Lee a écrit :Peut-être, Arabesque, mais de mon point de vue, c'est un escargot gros pépère qui avait besoin d'être mangé il y a longtemps par les affamés ! C'est quand même la seule langue au monde qui a une académie pour la diriger "dans le bon sens" donc on ne laisse pas évoluer toute seule en France.
Oui tu as raison sur ce point : la langue française a bel et bien ce côté conservateur et élitiste, qui la conduit à garder ses mots, sa syntaxe et son orthographe hérités dans leurs grandes lignes des recherches des humanistes du XVIème siècle : ils ont construit en particulier une orthographe compliquée, parce qu'ils voulaient montrer que le français descendait du grec et du latin, langues des civilisations qu'ils admiraient tant (je pourrais faire de longs développements sur le sujet, mais bon... cela n'est pas vraiment le cadre). Alors oui, cette "fierté" française est aussi son plus gros défaut : contrairement aux autres langues vivantes (je pense surtout à l'anglais, et même à l'allemand) notre langue peut sembler peu dynamique : elle crée peu de nouveaux mots, et dès que quelques esprits pragmatiques proposent une réforme de l'orthographe (ce qui arrive régulièrement depuis une centaine d'années...), les élites (qui n'ont pas de problème, elles, avec la langue) s'insurgent. De ce point de vue, la langue française est un gros escargot, c'est sûr (notons tout de même que les Québécois la dynamisent bien plus, ils devraient d'ailleurs fonder une Contre-Académie !)
Lee a écrit :je comprends (étant Asiatique) que l'expression mongoloide ou mongolisme, déjà abandonné dans tous les sens aux Etats-Unis, est une expression raciste qui heurte,
Bien sûr, puisque ces deux termes stigmatisent des traits physiques : ils véhiculent inconsciemment des préjugés racistes.
Lee a écrit :Car "nègre" dans Larousse s'agit quand même des noirs (l'étymologie du mot m'apparait clair) et c'est impossible qu'en entendant "nègre" qu'on en pense pas "noir".

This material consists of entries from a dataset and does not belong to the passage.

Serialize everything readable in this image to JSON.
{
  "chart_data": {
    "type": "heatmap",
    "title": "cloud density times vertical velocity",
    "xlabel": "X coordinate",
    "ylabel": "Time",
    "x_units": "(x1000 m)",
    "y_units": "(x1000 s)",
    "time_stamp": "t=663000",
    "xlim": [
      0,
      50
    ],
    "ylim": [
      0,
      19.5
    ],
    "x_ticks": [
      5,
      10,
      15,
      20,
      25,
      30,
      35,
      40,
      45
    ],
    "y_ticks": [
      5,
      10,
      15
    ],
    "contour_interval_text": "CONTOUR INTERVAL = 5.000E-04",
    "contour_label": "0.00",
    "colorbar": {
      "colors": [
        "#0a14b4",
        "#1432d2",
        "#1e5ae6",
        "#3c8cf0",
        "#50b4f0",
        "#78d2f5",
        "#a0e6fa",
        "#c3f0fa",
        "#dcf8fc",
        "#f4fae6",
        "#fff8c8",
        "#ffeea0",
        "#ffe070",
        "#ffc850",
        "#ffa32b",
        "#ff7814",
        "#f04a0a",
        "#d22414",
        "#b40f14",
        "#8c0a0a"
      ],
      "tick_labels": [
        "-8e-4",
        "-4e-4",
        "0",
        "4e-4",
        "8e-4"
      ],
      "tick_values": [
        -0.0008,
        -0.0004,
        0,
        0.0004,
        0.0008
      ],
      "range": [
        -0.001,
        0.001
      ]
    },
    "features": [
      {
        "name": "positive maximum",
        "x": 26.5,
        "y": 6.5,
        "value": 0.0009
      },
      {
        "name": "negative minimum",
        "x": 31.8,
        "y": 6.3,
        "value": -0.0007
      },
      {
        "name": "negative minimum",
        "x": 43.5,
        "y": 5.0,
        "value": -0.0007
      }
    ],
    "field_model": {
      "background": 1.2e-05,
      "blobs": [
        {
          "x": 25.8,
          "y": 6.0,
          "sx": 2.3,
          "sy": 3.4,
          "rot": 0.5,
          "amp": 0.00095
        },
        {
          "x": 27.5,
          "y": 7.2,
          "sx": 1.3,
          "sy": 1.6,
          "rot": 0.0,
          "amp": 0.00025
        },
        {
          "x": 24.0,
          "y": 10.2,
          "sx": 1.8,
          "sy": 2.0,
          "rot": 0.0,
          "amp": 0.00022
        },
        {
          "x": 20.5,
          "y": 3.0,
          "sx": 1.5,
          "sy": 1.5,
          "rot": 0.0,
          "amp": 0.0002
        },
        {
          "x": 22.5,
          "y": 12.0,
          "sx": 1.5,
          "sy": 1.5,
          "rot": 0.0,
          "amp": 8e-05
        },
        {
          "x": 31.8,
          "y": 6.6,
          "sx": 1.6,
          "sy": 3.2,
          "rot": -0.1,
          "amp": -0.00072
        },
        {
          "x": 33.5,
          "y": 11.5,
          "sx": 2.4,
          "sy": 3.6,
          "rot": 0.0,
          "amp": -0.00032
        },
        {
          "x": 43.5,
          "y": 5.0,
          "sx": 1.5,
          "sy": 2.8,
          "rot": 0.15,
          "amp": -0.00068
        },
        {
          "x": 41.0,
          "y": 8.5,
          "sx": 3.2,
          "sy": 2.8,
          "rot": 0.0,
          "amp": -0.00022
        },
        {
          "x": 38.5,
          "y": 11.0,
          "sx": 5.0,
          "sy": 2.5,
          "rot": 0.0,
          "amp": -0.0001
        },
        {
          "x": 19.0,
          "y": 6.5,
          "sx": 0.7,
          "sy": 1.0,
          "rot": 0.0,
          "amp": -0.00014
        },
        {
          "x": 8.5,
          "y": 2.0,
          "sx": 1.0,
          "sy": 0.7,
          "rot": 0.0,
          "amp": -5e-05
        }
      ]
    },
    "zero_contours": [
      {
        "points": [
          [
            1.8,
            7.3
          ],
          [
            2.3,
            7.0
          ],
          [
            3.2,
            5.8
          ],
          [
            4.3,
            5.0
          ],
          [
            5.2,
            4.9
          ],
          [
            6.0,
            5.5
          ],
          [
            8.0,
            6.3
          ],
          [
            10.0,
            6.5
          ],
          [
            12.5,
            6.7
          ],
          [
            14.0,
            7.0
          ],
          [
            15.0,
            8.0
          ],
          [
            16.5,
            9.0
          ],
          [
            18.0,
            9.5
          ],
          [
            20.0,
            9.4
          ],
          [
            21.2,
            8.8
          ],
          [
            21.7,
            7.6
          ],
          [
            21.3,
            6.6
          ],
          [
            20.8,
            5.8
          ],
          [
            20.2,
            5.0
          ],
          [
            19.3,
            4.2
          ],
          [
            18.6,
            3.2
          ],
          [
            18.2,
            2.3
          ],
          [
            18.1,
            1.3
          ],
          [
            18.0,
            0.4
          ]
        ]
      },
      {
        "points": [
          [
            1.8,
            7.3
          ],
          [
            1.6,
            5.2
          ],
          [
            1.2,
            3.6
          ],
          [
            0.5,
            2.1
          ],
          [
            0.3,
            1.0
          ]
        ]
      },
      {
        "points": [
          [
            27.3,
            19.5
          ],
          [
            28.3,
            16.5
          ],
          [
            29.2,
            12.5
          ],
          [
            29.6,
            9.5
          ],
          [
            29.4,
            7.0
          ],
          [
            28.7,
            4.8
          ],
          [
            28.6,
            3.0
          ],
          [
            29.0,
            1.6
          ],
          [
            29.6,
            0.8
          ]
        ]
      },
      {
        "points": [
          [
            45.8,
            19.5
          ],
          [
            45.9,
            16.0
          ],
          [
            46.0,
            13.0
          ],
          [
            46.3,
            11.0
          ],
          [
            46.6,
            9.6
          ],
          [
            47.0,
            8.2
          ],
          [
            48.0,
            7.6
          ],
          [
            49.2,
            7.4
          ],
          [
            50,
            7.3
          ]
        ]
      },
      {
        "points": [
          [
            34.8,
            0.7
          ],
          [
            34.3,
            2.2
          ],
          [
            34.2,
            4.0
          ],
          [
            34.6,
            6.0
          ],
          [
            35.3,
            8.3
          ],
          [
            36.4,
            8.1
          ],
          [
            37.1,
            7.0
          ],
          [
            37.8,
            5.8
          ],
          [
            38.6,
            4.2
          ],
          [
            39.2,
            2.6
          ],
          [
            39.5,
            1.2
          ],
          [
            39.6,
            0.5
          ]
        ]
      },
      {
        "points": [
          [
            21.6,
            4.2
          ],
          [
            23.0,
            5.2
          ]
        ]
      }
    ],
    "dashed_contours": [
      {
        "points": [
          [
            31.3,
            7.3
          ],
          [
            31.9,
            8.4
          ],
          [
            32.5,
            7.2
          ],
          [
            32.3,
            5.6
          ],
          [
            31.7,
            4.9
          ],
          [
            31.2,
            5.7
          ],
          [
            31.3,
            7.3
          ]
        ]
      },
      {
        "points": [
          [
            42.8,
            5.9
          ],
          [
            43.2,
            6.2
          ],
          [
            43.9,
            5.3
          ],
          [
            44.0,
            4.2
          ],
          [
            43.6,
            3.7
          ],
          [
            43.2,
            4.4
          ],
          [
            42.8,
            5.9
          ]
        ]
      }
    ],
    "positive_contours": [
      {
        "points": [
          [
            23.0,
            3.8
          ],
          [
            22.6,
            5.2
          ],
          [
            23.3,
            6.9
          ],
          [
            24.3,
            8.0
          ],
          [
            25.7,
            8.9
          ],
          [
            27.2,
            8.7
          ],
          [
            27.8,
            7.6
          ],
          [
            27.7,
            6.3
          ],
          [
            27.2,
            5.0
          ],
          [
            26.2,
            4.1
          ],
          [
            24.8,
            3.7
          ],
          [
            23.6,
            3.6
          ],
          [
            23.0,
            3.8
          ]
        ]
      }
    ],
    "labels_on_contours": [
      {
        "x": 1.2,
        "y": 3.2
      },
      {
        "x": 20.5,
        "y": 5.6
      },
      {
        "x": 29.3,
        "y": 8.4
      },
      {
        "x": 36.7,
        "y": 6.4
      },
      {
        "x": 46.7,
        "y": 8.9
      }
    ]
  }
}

Je ne comprends pas le problème. Evidemment que "nègre" veut dire "noir" (noir en français vient du latin negrum qui signifie... noir).
Lee a écrit :Je ne suis persuadée ni que cette expression ne gêne pas les Noirs ni qu'ils veulent la garder dans la langue actuelle au lieu d'une autre expression pas (ou moins) chargé. Et non, ce n'est pas "la même chose" s'il y a une expression qui heurte et qui blesse et une autre qui ne blesse pas. Bref, je ne comprends pas pourquoi ceux qui ne sont pas ciblés d'emblée par cette expression peuvent la défendre contre le gré des noirs.
Ce raisonnement me gêne vraiment, parce qu'il est fondé sur une logique communautaire. Quand je défendais ce point de vue, je ne raisonnais ni en tant que blanche ni en tant que noire, mais en tant qu'être humain. La logique qui envisage les Noirs / les Blancs comme des groupes compacts et uniformes dont tous les individus pensent la même chose ne me convient pas. Et comme dit précédemment, je renvoie à Césaire : il était noir, il aimait le mot "nègre".
Lee a écrit :Je rappelle qu'il ne s'agit pas d'un anachronisme bizarre et lointain, que le racisme n'est pas derrière nous, malheureusement
C'est précisément la raison pour laquelle j'expliquais que selon moi, le terme "nègre" dans le sens "nègre littéraire" permettait de commémorer à sa façon l'esclavage, et donc de continuer de faire réfléchir à l'exclusion : c'est bien dans ce sens que ce terme n'est pas un anachronisme.
"Et c'est pourquoi la langue d'aujourd'hui est important, ça influence les pensées. J'imagine mon fils qui apprend cette expression, et bien, j'expliquerais tous que vous avez écrit, mais je serais navrée que c'est toujours d'usage commun dans notre langue."
Bien sûr. Mais un mot n'a pas qu'un sens en synchronie ( = tous les sens qu'ils peut prendre dans la langue moderne), il a aussi un sens en diachronie ( = les différents sens du mot dans l'histoire). Sans utiliser ces "gros mots", c'est ce que j'explique aussi à mes fils, et cela ne me gêne pas parce que cela permet de réfléchir à la langue, donc aux idées.